When Nationwide launched its fifth visit to the catastrophe bond market over a week ago it was seeking $225m of collateralized capital markets backed reinsurance protection from the Caelus Re IV 2016-1 cat bond issue.
Now, thanks to investor demand the cat bond looks set to upsize sources told us, with the insurer now targeting securing $300m of cover which would more than replace the reinsurance its soon to mature Caelus Re 2013 Ltd. (Series 2013-1) cat bond provided.
As ever it’s good to see a sponsor return and even better to see them find market conditions and investors response to their transaction so positive that they elect to upsize the capital market participation in their reinsurance program as a result.

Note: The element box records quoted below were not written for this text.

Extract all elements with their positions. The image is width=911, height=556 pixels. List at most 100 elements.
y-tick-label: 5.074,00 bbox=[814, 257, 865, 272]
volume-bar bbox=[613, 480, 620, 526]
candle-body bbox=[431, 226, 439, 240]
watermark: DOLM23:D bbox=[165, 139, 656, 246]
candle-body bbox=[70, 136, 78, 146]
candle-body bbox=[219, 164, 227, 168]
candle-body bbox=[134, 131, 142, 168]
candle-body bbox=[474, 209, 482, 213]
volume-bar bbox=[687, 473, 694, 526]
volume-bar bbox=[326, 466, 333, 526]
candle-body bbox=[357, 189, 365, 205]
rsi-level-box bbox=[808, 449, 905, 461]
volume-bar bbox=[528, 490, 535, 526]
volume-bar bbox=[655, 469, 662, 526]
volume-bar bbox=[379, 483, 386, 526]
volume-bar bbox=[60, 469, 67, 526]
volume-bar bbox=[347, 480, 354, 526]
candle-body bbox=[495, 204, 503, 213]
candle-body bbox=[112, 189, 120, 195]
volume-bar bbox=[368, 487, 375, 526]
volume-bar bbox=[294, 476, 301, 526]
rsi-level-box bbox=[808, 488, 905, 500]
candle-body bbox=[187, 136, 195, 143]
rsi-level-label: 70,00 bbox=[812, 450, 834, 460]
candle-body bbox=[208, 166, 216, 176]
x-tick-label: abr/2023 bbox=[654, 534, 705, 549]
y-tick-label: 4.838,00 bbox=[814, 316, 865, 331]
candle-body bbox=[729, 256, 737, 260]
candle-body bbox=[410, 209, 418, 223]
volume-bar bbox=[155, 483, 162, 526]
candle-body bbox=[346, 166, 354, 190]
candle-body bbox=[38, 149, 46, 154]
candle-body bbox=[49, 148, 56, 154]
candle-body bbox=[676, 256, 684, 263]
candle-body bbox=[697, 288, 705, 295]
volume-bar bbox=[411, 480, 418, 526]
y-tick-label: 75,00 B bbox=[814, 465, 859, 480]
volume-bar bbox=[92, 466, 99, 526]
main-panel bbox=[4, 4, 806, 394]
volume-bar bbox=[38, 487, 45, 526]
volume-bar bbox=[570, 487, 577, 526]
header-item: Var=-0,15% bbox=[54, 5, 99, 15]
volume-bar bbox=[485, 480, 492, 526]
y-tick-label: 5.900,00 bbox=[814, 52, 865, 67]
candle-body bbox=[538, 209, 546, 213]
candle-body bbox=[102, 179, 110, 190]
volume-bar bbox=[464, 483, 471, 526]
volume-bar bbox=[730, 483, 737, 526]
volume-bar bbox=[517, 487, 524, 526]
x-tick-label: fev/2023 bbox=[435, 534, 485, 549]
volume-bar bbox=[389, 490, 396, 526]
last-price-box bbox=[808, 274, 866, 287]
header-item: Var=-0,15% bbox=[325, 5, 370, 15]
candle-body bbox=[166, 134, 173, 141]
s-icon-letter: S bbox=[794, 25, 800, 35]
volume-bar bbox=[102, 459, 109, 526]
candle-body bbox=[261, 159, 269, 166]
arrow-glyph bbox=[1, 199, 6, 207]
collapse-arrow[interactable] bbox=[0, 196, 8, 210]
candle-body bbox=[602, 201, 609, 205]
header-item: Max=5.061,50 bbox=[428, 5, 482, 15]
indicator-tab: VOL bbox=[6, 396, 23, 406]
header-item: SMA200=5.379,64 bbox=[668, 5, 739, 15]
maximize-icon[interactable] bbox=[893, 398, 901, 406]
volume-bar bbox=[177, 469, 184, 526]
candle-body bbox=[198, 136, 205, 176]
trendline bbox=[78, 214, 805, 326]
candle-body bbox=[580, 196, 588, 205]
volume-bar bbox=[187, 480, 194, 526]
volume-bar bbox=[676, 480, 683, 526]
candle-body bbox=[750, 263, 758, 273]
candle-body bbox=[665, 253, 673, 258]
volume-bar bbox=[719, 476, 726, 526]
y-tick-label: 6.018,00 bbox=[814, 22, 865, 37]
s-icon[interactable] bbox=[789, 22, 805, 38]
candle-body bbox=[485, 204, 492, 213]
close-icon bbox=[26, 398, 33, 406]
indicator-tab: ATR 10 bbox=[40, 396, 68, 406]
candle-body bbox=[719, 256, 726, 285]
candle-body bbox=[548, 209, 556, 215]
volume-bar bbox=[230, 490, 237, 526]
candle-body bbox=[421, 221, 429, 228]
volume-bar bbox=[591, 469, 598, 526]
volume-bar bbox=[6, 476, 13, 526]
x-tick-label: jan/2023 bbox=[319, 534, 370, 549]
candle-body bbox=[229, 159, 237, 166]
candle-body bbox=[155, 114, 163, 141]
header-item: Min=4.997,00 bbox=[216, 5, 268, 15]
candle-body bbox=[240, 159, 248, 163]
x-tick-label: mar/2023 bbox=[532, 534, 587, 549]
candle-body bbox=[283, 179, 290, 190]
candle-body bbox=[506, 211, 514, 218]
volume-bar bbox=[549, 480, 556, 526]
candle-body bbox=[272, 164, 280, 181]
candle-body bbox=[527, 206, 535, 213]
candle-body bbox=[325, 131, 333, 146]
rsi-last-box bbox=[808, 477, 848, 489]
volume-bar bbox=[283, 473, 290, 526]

The Caelus Re IV 2016-1 cat bond will provide Nationwide Mutual with a four-year source of multi-year reinsurance protection, on an indemnity and per-occurrence basis for losses from the perils of U.S. named storm, earthquake, severe thunderstorm, winter storm, wildfire, meteorite impact and volcanic eruption across the United States.
As we wrote in our article at the time of the cat bond’s launch, the Caelus Re IV 2016-1 cat bond also extends the perils and classes of subject business covered for Nationwide. So to see investor support strong enough to upsize the deal while reducing the pricing is encouraging, as investment managers become increasingly comfortable with more complex transactions.
The single tranche of Class A notes being issued by Caelus Re IV were originally sized at $225m and marketed with price guidance of 5.5% to 6.25%.
We understand that the price guidance has now moved right to the bottom of that guidance range, to 5.5%, which with the expected loss of 1.58% at the base case would provide a multiple of expected loss to coupon of 3.5x. At the sensitivity case expected loss, which is 1.94%, the multiple is reduced to 2.8x.
Both multiples are higher than the average for a cat bond with a return around 5.5%, reflecting the more complex nature of the expanded and broader coverage this transaction provides, as we described in our previous article. So investors appear to be happy with the level of compensation they will receive.
The Caelus Re IV 2016-1 cat bond is due to be priced today, at which point the final size will be known, but we understand that the $300m is expected to be achieved at the coupon of 5.5%. The deal is slated for completion at the end of February.